“This Chemical Is So Hot It Destroys Nerve Endings—In a Good Way: Resiniferatoxin Is 10,000× Hotter Than the Hottest Pepper, and Has Features That Make It Promising As a Painkiller of Last Resort”, Matt Simon2018-11-14 (, ; backlinks)⁠:

In Morocco there grows a cactus-like plant that’s so hot, I have to insist that the next few sentences aren’t hyperbole. On the Scoville Scale of hotness, its active ingredient, resiniferatoxin, clocks in at 16 billion units. That’s 10,000× hotter than the Carolina reaper, the world’s hottest pepper, and 45,000× hotter than the hottest of habaneros, and 4.5 million times hotter than a piddling little jalapeno. Euphorbia resinifera, aka the resin spurge, is not to be eaten. Just to be safe, you probably shouldn’t even look at it.

But while that toxicity will lay up any mammal dumb enough to chew on the resin spurge, resiniferatoxin has also emerged as a promising painkiller. Inject RTX, as it’s known, into an aching joint, and it’ll actually destroy the nerve endings that signal pain. Which means medicine could soon get a new tool to help free us from the grasp of opioids.

…RTX is a capsaicin analog, only it’s 500–1,000× more potent. When RTX binds to TRPV1, it props open the nerve cell’s ion channel, letting a whole lot of calcium in. That’s toxic, leading to the inactivation of the pain-sensing nerve endings.

This leaves other varieties of sensory neurons unaffected, because RTX is highly specific to TRPV1. “So you gain selectivity because it only acts on TRPV1, which is only on a certain class of fibers, which only transmit pain”, says Yaksh. “Therefore you can selectively knock out pain without knocking out, say, light touch or your ability to walk.” So if you wanted to treat knee pain, you could directly inject RTX into the knee tissue.
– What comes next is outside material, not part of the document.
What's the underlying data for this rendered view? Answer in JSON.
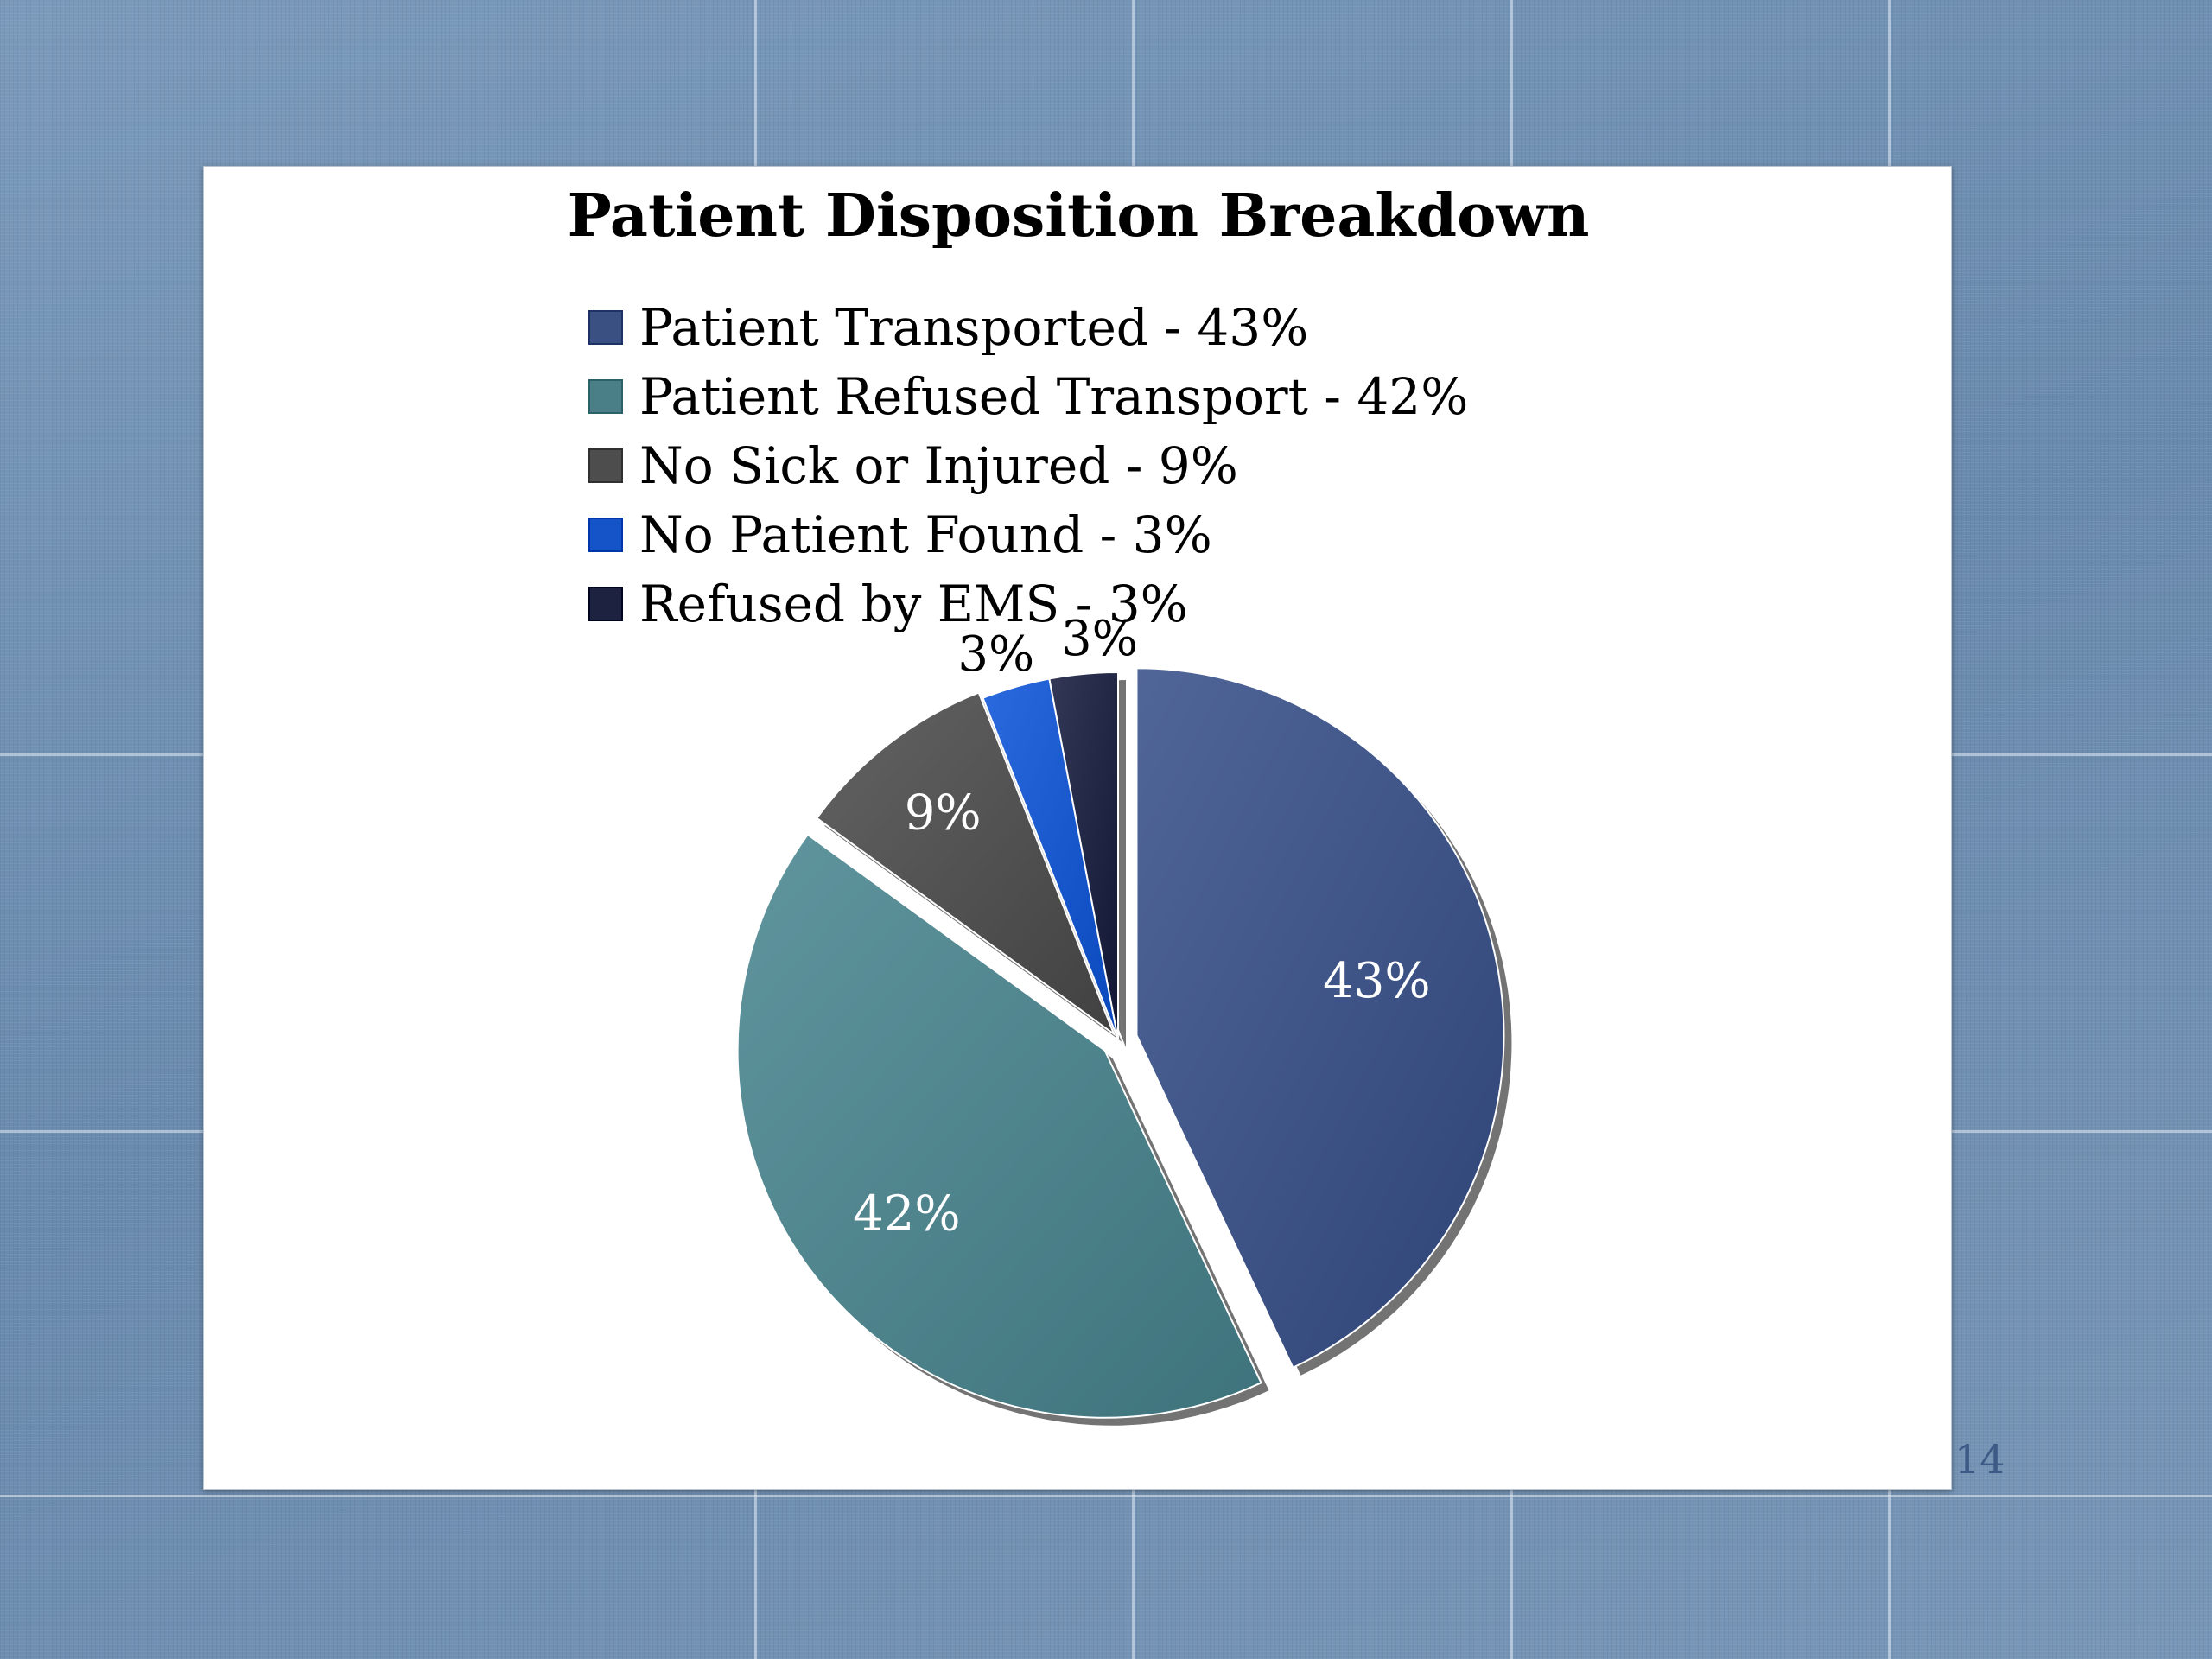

You’d anesthetize the patient first, of course, since the resulting pain would be intense. But after a few hours, that pain wears off, and you end up with a knee that’s desensitized to pain.

Researchers have already done this with dogs. “It is profoundly effective there, and lasts much, much longer than I might have expected, maybe a median of 5 months before the owners of the dogs asked for reinjection”, says Michael Iadarola, who’s studying RTX at the National Institutes of Health. “The animals went from basically limping to running around.” One dog even went 18 months before its owners noticed the pain had returned…That and you have to take opioids constantly, but not so with RTX. “You give it once and it should last for an extended period of time because it is destroying the fibers”, says Mannes. “But the other thing with this to remember is there’s no reinforcement. There’s no high associated with it, there’s no addiction potential whatsoever.”